YEAR GRAMS SUGARS PER OUNCE LABEL
1963-71 Lists calories: range 110-114
1972-75 Lists carbohydrate, not sugars
1976-78 14 Lists sucrose and other sugars
1979-92 13
1993-95 14 Nutrition Facts: sugars
1996-2006 15
2007 13
2008-11 12

In 2005, Kellogg tried a version with 1/3 the sugar—10 grams—but it didn’t sell and quickly disappeared.

Companies are trying to reduce the sugars by a little, but this seems to be the best they can do.  It’s not enough.

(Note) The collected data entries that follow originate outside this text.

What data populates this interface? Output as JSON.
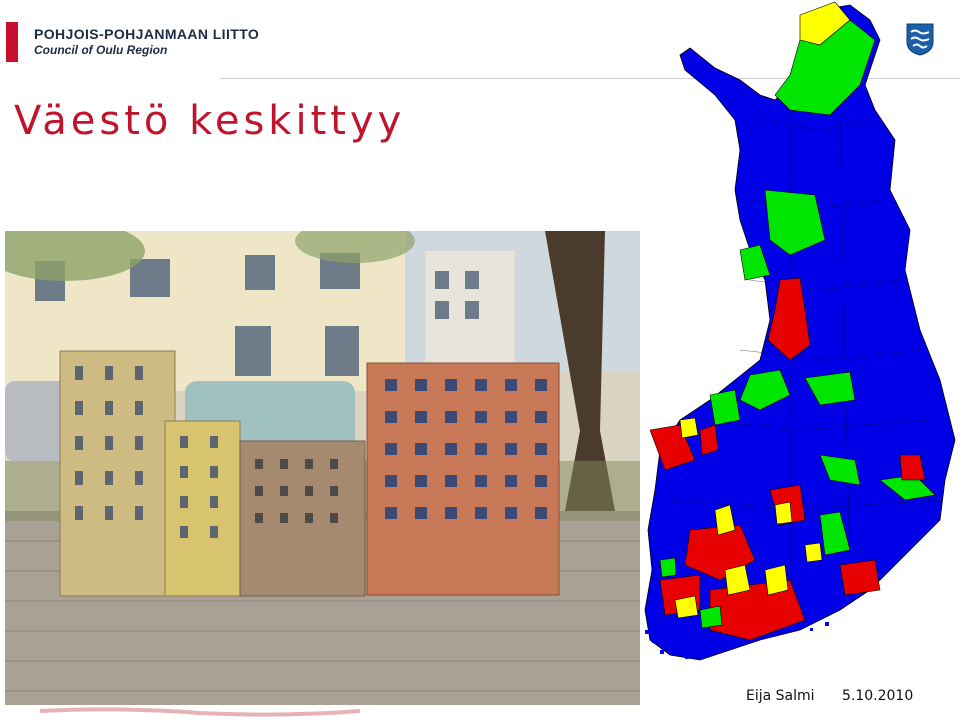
{
  "header": {
    "org_name": "POHJOIS-POHJANMAAN LIITTO",
    "org_sub": "Council of Oulu Region"
  },
  "slide": {
    "title": "Väestö keskittyy"
  },
  "footer": {
    "author": "Eija Salmi",
    "date": "5.10.2010"
  },
  "colors": {
    "accent": "#c0142d",
    "brand_bar": "#c8102e",
    "map_blue": "#0000e6",
    "map_green": "#00e600",
    "map_yellow": "#ffff00",
    "map_red": "#e60000"
  },
  "icons": {
    "logo": "finnish-crest-icon",
    "decor": "stamp-icon"
  }
}
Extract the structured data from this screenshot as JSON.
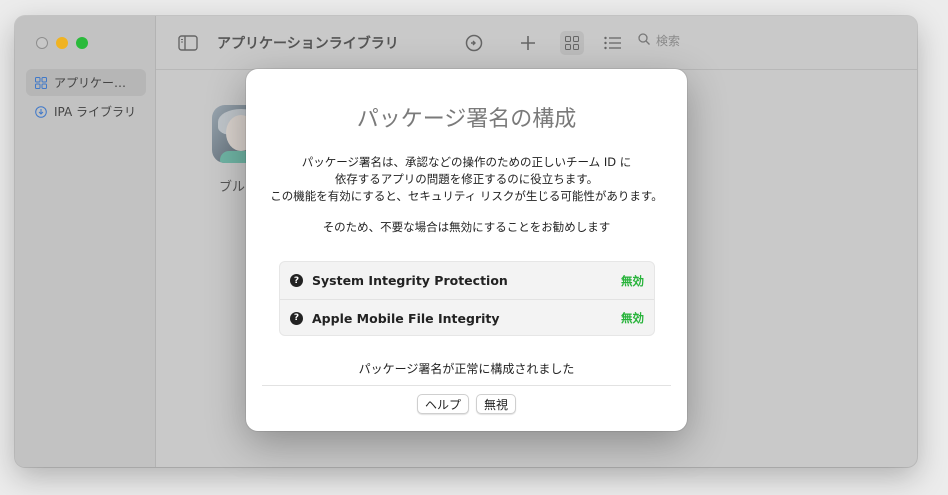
{
  "sidebar": {
    "items": [
      {
        "label": "アプリケー…",
        "icon": "grid-icon",
        "active": true
      },
      {
        "label": "IPA ライブラリ",
        "icon": "download-circle-icon",
        "active": false
      }
    ]
  },
  "toolbar": {
    "title": "アプリケーションライブラリ",
    "search_placeholder": "検索",
    "icons": [
      "sidebar-toggle-icon",
      "sync-icon",
      "plus-icon",
      "grid-view-icon",
      "list-view-icon",
      "search-icon"
    ]
  },
  "content": {
    "app_label": "ブルア"
  },
  "dialog": {
    "title": "パッケージ署名の構成",
    "description": [
      "パッケージ署名は、承認などの操作のための正しいチーム ID に",
      "依存するアプリの問題を修正するのに役立ちます。",
      "この機能を有効にすると、セキュリティ リスクが生じる可能性があります。"
    ],
    "recommendation": "そのため、不要な場合は無効にすることをお勧めします",
    "rows": [
      {
        "label": "System Integrity Protection",
        "status": "無効"
      },
      {
        "label": "Apple Mobile File Integrity",
        "status": "無効"
      }
    ],
    "status_message": "パッケージ署名が正常に構成されました",
    "help_button": "ヘルプ",
    "ignore_button": "無視",
    "status_color": "#27b33a"
  }
}
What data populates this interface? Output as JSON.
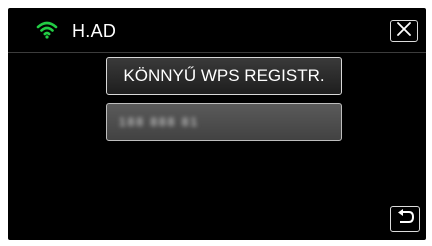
{
  "header": {
    "network_name": "H.AD",
    "wifi_icon": "wifi-signal-icon",
    "close_icon": "close-x-icon"
  },
  "menu": {
    "wps_label": "KÖNNYŰ WPS REGISTR.",
    "pin_value": "188 888 81"
  },
  "footer": {
    "back_icon": "return-arrow-icon"
  },
  "colors": {
    "background": "#000000",
    "wifi_green": "#22cc44",
    "button_border": "#d8d8d8",
    "text": "#ffffff"
  }
}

As the EWG press release explains, some cereals are better than others.   It notes that I recommend:

  • Cereals with a short ingredient list (of additives other than vitamins and minerals).
  • Cereals high in fiber.
  • Cereals with little or no added sugars (added sugars are ingredients such as honey, molasses, fruit juice concentrate, brown sugar, corn sweetener, sucrose, lactose, glucose, high-fructose corn syrup and malt syrup).
  • Even better, try fresh fruit and homemade oatmeal.
Mar 12 2011

Once again, kids prefer foods in packages with cartoons

Yet another study confirms the obvious: kids prefer foods with cartoons on the package. Why should this be obvious?  Why else would the cartoons be there if not to sell products to kids?

The latest study comes from the Archives of Pediatrics and Adolescent Medicine.

It says pretty much the same thing as the study published in Pediatrics last year by investigators from the Yale Rudd Center.

The newer study did something cute. It invented a cereal box and tested kids’ responses to it and variations with and without cartoons of the penguins Mumble and Gloria from the movie Happy Feet .


The results:

  • Kids preferred the taste of the cereals with cartoons
  • They preferred boxes labeled “Healthy Bits” more than “Sugar Bits”
  • They most preferred “Healthy Bits” with a cartoon
  • They least preferred “Sugar Bits” without a cartoon

This is why is would be a good idea to just say no to cartoons on food packages aimed at kids.